Another great introductory food to the fermentation world is kombucha, which contains those live, active probiotic cultures we love, and also offers tremendous health benefits for your entire body, especially your gut. Not only does kombucha aid in digestion, it also fights the harmful yeast in your system, it can help provide mental clarity and can also help stabilize your mood. And the fizziness and flavor profiles for kombucha are endless! Plus, people have been enjoying this fermented tea for thousands of years.

Among other things, probiotics help send food through your gut by triggering nerves that control gut movement. Researchers are still trying to figure out which probiotics are best for certain health problems: Some common conditions they treat are irritable bowel syndrome and inflammatory bowel disease.

There is also some research that shows probiotics are useful for problems in other parts of your body. For example, some people say probiotics have helped with skin conditions, like eczema, urinary and oral health. Emily Scott, digital marketing coordinator at Kimberton Whole Foods, completely agrees. She says, “Probiotics can be a great addition to a healthful diet and lifestyle. In my experience, a balanced and well-functioning gut can lead to improvements in immune response, skin health and more. For this reason, incorporating probiotics or probiotic-rich foods into your diet may be worth a try if you’re suffering from symptoms that you’re having trouble finding a solution to.”

A Bounty of Benefits

Packed with B vitamins, minerals and enzymes, fermented foods and drinks are whole foods full of nutritional value in their own right. Fermented foods are pre-digested by bacteria and yeast so that your gut can easily break down and absorb nutrients. It’s all about what happens in the fermentation process — and also what doesn’t happen. For example, fermentation doesn’t use heat, which means your foods and drinks retain vital amino acids that can be destroyed by heat.

Very Versatile

Taking a pill may seem easier than adding a bunch of fermented goodies to your day, but a great benefit to consuming your probiotics is that you can use them throughout your cooking. For instance, add foods like kimchi, which can be spicy-hot, as a new side or topping. If kimchi is too spicy, try its cousin sauerkraut, which adds more zing than spice. Sauerkraut is the perfect addition to a grilled cheese sandwich or pork chops. You can also experiment with miso, a fermented soybean paste, in soup or blended into a sauce or salad dressing.

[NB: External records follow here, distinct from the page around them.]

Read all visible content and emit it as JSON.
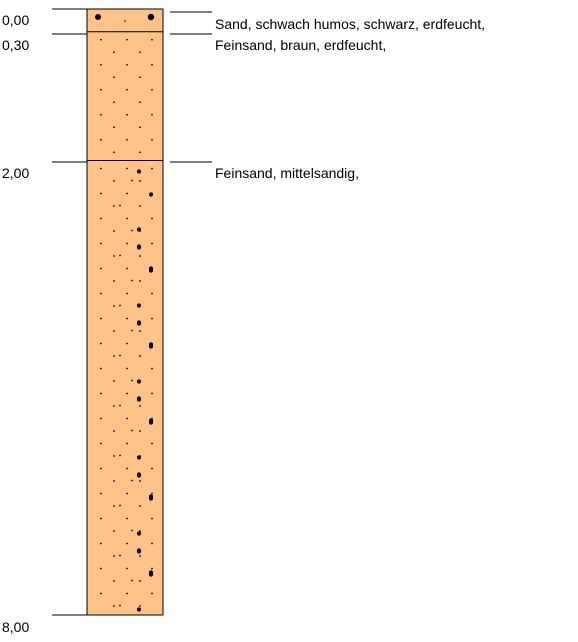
{
  "colors": {
    "soil": "#fdc389",
    "line": "#000000",
    "background": "#ffffff"
  },
  "column": {
    "top_depth": 0.0,
    "bottom_depth": 8.0,
    "depth_unit": "m"
  },
  "depth_labels": [
    {
      "depth": 0.0,
      "text": "0,00"
    },
    {
      "depth": 0.3,
      "text": "0,30"
    },
    {
      "depth": 2.0,
      "text": "2,00"
    },
    {
      "depth": 8.0,
      "text": "8,00"
    }
  ],
  "layers": [
    {
      "top": 0.0,
      "bottom": 0.3,
      "pattern": "coarse",
      "description": "Sand, schwach humos, schwarz, erdfeucht,"
    },
    {
      "top": 0.3,
      "bottom": 2.0,
      "pattern": "fine",
      "description": "Feinsand, braun, erdfeucht,"
    },
    {
      "top": 2.0,
      "bottom": 8.0,
      "pattern": "fine-medium",
      "description": "Feinsand, mittelsandig,"
    }
  ]
}
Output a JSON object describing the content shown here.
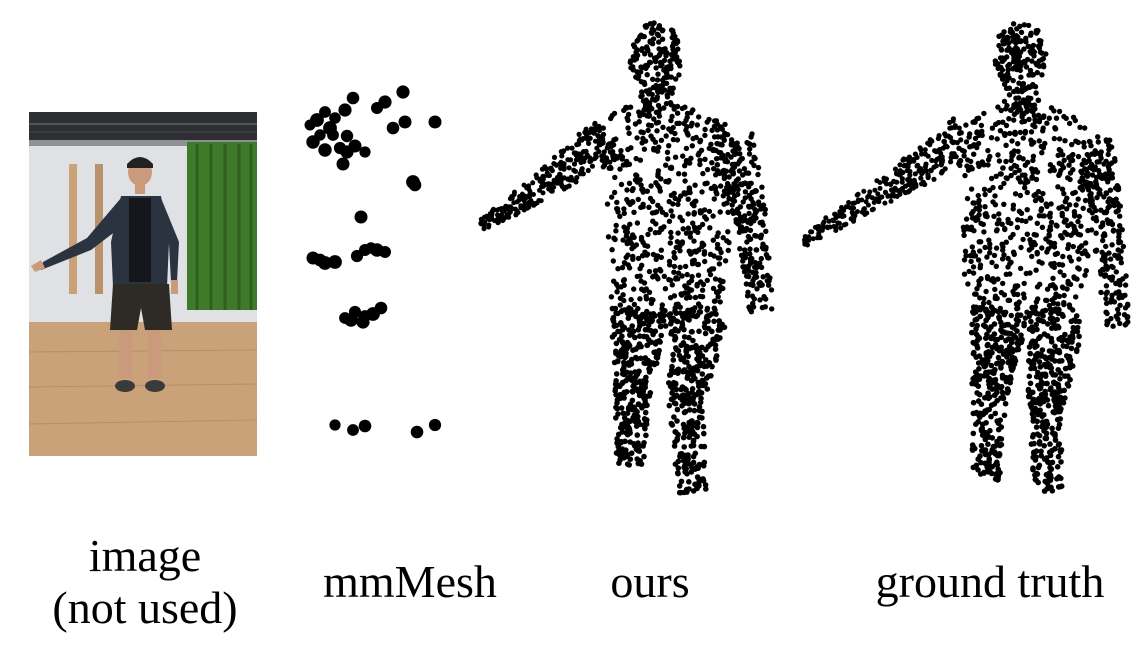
{
  "captions": {
    "image_line1": "image",
    "image_line2": "(not used)",
    "mmmesh": "mmMesh",
    "ours": "ours",
    "ground_truth": "ground truth"
  },
  "colors": {
    "point": "#000000",
    "wall": "#dfe1e4",
    "floor": "#c9a27a",
    "curtain": "#3f7a2a",
    "ceiling": "#2d2f33"
  }
}
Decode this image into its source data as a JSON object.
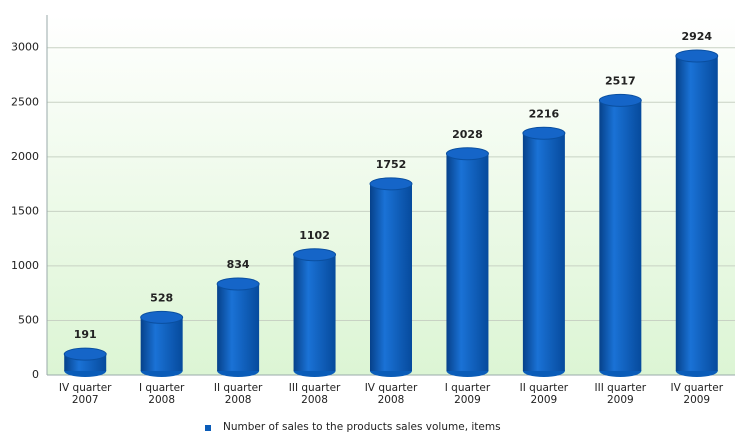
{
  "chart_data": {
    "type": "bar",
    "categories": [
      "IV quarter 2007",
      "I quarter 2008",
      "II quarter 2008",
      "III quarter 2008",
      "IV quarter 2008",
      "I quarter 2009",
      "II quarter 2009",
      "III quarter 2009",
      "IV quarter 2009"
    ],
    "series": [
      {
        "name": "Number of sales to the products sales volume, items",
        "color": "#0a5cb8",
        "values": [
          191,
          528,
          834,
          1102,
          1752,
          2028,
          2216,
          2517,
          2924
        ]
      }
    ],
    "ylim": [
      0,
      3300
    ],
    "yticks": [
      0,
      500,
      1000,
      1500,
      2000,
      2500,
      3000
    ],
    "grid": true,
    "legend": "bottom"
  }
}
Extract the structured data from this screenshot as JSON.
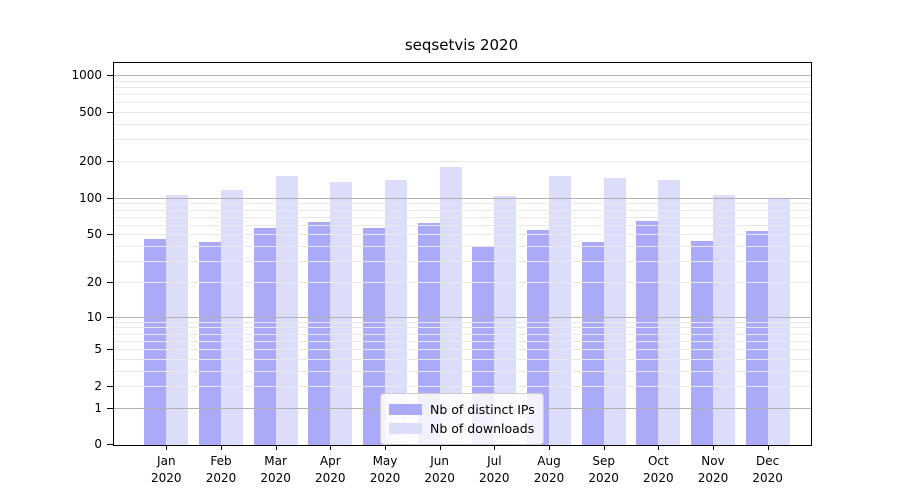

You are what you digest, right? And living probiotics are vital to a healthy gut and overall health. We suggest giving fermented foods and drinks a go in your daily routine. Try drinking just one kombucha from BABA’s Brew daily to start seeing and feeling the positive effects of fermented foods. (Our personal favorite: Baba’s Strawberry Shortcake Kombucha flavor, which is loaded with organic strawberries and a hint of rose hips.)

Don’t be afraid to try new things. Fermented foods are fun and they’re a great way to eat and drink your probiotics!

How do you incorporate probiotics into your diet?